Comparison operators (==, <, >, etc.) are structurally safer than arithmetic: they return only bool, so the widened intermediate values are used to produce the boolean result and then discarded. mp-units widens the intermediate freely (to int64_t or 128-bit), so for the vast majority of practical scenarios comparisons are correct with plain integer types — safe_int adds no extra benefit here.

For extreme corner cases where even 128-bit intermediates overflow, see the static_assert examples in the Preventing Integer Overflow blog post.

constexpr support

safe_int<T> arithmetic is fully constexpr. In C++, any overflow that occurs during constant expression evaluation is always a compile-time hard error — for both safe_int and plain integers. The difference emerges only at runtime, where safe_int catches overflows that plain integers silently ignore.

Relation to constrained<T, Policy>

safe_int<T, EP> follows the same policy-based design as constrained<T, EP>, the wrapper used for quantity_point domain bounds. They address complementary concerns:

Wrapper Purpose
constrained<T, EP> Value domain — is this value within the declared bounds?
safe_int<T, EP> Arithmetic correctness — does this operation fit in the type?

Both share the same base error policies (throw_policy, terminate_policy) and extend them with domain-specific handlers (on_constraint_violation for constrained, on_overflow for safe_int).
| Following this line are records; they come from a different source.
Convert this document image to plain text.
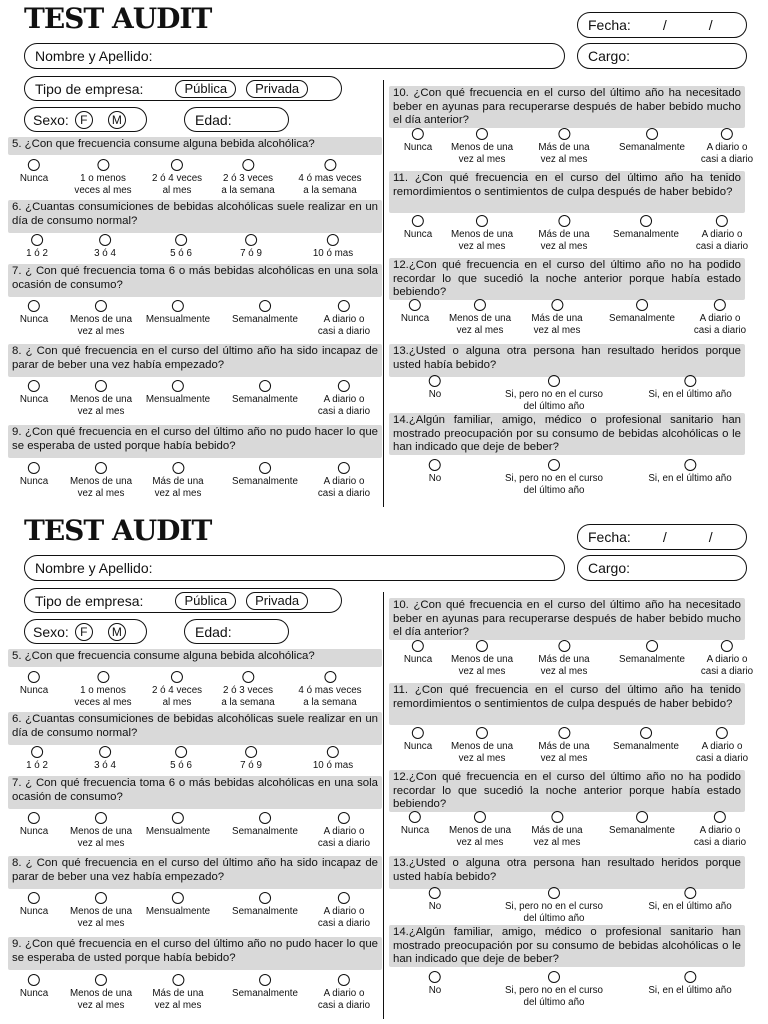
TEST AUDIT	Fecha: /	/
Nombre y Apellido:	Cargo:
Tipo de empresa:	Pública	Privada
Sexo: F	M	Edad:
5. ¿Con que frecuencia consume alguna bebida alcohólica?
Nunca	1 o menos
veces al mes
2 ó 4 veces
al mes
2 ó 3 veces
a la semana
4 ó mas veces
a la semana
6. ¿Cuantas consumiciones de bebidas alcohólicas suele realizar en un día de consumo normal?
1 ó 2	3 ó 4	5 ó 6	7 ó 9	10 ó mas
7. ¿ Con qué frecuencia toma 6 o más bebidas alcohólicas en una sola ocasión de consumo?
Nunca Menos de una
vez al mes
Mensualmente Semanalmente	A diario o
casi a diario
8. ¿ Con qué frecuencia en el curso del último año ha sido incapaz de parar de beber una vez había empezado?
Nunca Menos de una
vez al mes
Mensualmente Semanalmente	A diario o
casi a diario
9. ¿Con qué frecuencia en el curso del último año no pudo hacer lo que se esperaba de usted porque había bebido?
Nunca Menos de una
vez al mes
Más de una
vez al mes
Semanalmente	A diario o
casi a diario
10. ¿Con qué frecuencia en el curso del último año ha necesitado beber en ayunas para recuperarse después de haber bebido mucho el día anterior?
Nunca Menos de una
vez al mes
Más de una
vez al mes
Semanalmente	A diario o
casi a diario
11. ¿Con qué frecuencia en el curso del último año ha tenido remordimientos o sentimientos de culpa después de haber bebido?
Nunca Menos de una
vez al mes
Más de una
vez al mes
Semanalmente	A diario o
casi a diario
12.¿Con qué frecuencia en el curso del último año no ha podido recordar lo que sucedió la noche anterior porque había estado bebiendo?
Nunca Menos de una
vez al mes
Más de una
vez al mes
Semanalmente	A diario o
casi a diario
13.¿Usted o alguna otra persona han resultado heridos porque usted había bebido?
No	Si, pero no en el curso
del último año
Si, en el último año
14.¿Algún familiar, amigo, médico o profesional sanitario han mostrado preocupación por su consumo de bebidas alcohólicas o le han indicado que deje de beber?
No	Si, pero no en el curso
del último año
Si, en el último año
TEST AUDIT	Fecha: /	/
Nombre y Apellido:	Cargo:
Tipo de empresa:	Pública	Privada
Sexo: F	M	Edad:
5. ¿Con que frecuencia consume alguna bebida alcohólica?
Nunca	1 o menos
veces al mes
2 ó 4 veces
al mes
2 ó 3 veces
a la semana
4 ó mas veces
a la semana
6. ¿Cuantas consumiciones de bebidas alcohólicas suele realizar en un día de consumo normal?
1 ó 2	3 ó 4	5 ó 6	7 ó 9	10 ó mas
7. ¿ Con qué frecuencia toma 6 o más bebidas alcohólicas en una sola ocasión de consumo?
Nunca Menos de una
vez al mes
Mensualmente Semanalmente	A diario o
casi a diario
8. ¿ Con qué frecuencia en el curso del último año ha sido incapaz de parar de beber una vez había empezado?
Nunca Menos de una
vez al mes
Mensualmente Semanalmente	A diario o
casi a diario
9. ¿Con qué frecuencia en el curso del último año no pudo hacer lo que se esperaba de usted porque había bebido?
Nunca Menos de una
vez al mes
Más de una
vez al mes
Semanalmente	A diario o
casi a diario
10. ¿Con qué frecuencia en el curso del último año ha necesitado beber en ayunas para recuperarse después de haber bebido mucho el día anterior?
Nunca Menos de una
vez al mes
Más de una
vez al mes
Semanalmente	A diario o
casi a diario
11. ¿Con qué frecuencia en el curso del último año ha tenido remordimientos o sentimientos de culpa después de haber bebido?
Nunca Menos de una
vez al mes
Más de una
vez al mes
Semanalmente	A diario o
casi a diario
12.¿Con qué frecuencia en el curso del último año no ha podido recordar lo que sucedió la noche anterior porque había estado bebiendo?
Nunca Menos de una
vez al mes
Más de una
vez al mes
Semanalmente	A diario o
casi a diario
13.¿Usted o alguna otra persona han resultado heridos porque usted había bebido?
No	Si, pero no en el curso
del último año
Si, en el último año
14.¿Algún familiar, amigo, médico o profesional sanitario han mostrado preocupación por su consumo de bebidas alcohólicas o le han indicado que deje de beber?
No	Si, pero no en el curso
del último año
Si, en el último año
They compose naturally:

// A bounded, overflow-safe latitude representation
using safe_double   = constrained<double, throw_policy>;
using safe_latitude = quantity_point<geo_latitude[deg], equator, safe_double>;

// A raw-integral distance type where overflow is caught at runtime
using safe_i32_m = quantity<isq::length[si::metre], safe_int<std::int32_t>>;

For a complete walkthrough of combining both wrappers, see Ensure Ultimate Safety.